La surprise économique de l'année 2015 aura été le prix du pétrole; celui-ci s'était mis à diminuer à partir de la mi-2014, sous l'effet d'un ralentissement de la demande chinoise et de la hausse de la production américaine, puis de la décision de l'Arabie Saoudite d'augmenter sa production en décembre 2014. En janvier, de nombreux experts du secteur considéraient que ces prix bas ne pouvaient pas durer (de mon côté, j'ai fait le plein de ma cuve à mazout en janvier par anticipation). Mais le prix, comme le montre le graphique, a continué de baisser. Et si les prix restaient bas en 2016? Quelques raisons pour cela.

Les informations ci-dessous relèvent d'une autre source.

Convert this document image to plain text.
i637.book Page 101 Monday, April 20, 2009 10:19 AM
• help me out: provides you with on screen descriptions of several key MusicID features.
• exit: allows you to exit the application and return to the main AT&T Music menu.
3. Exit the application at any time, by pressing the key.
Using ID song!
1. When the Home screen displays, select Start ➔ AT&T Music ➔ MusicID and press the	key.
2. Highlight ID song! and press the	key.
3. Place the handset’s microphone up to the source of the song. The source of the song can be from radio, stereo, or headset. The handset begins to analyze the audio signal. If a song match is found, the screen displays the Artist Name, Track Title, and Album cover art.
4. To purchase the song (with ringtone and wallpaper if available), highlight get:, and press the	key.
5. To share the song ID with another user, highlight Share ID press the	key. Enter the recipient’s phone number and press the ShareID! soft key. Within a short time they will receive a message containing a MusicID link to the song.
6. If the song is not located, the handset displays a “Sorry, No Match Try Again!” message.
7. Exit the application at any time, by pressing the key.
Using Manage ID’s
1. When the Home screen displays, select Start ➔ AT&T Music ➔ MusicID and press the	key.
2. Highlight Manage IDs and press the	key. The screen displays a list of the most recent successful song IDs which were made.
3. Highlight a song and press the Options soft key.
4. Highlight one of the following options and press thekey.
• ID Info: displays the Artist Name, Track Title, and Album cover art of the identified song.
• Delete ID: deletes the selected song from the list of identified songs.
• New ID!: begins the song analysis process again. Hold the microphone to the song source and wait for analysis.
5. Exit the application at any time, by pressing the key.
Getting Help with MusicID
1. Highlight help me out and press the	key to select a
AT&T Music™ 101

1L'Arabie Saoudite mène sa guerre
Pour les européens, cette baisse du prix du pétrole a le même effet qu'une baisse d'impôts, aux frais de l'Arabie Saoudite. Celle-ci, depuis décembre dernier, maintient une production élevée, alors que son rôle traditionnel dans l'OPEP était de réguler les prix en ajustant sa production. L'une des choses qui a changé, c'est que l'Arabie Saoudite et l'Iran se livrent en pratique une guerre par procuration, en Syrie et au Yemen. Dans le même temps, l'accord sur le nucléaire iranien permet à ce dernier pays d'augmenter ses ventes de pétrole, en particulier à partir de janvier 2016.
Conséquence : si l'Arabie Saoudite décidait, pour faire monter les cours mondiaux, de baisser sa production, les bénéficiaires seraient l'Iran, et quelques autres pays qui reconstituent leur capacité de production, comme la Libye ou l'Irak. C'est le dilemme des cartels de producteurs, déjà rencontré dans les années 80 lors de la guerre Iran-Irak. Les pays producteurs ne parviennent pas à se concerter pour augmenter les prix.
2Les producteurs américains résistent
L'autre raison du maintien de la production en Arabie Saoudite était de mettre un terme à la concurrence de la production américaine de pétroles non conventionnels. Il s'agissait d'une stratégie de dumping : inonder le marché, faire baisser les prix, pour conduire à la faillite les producteurs américains de pétrole issu de la fracturation hydraulique. Cela paraissait facile : ces pétroles non conventionnels coûtent très cher à exploiter, et les puits exploités s'épuisent au bout de 2-3 ans, obligeant à en ouvrir de nouveaux. Les prix bas allaient donc ruiner les producteurs, et arrêter rapidement l'investissement dans de nouveaux puits, rétablissant le pouvoir de l'Arabie Saoudite sur le marché.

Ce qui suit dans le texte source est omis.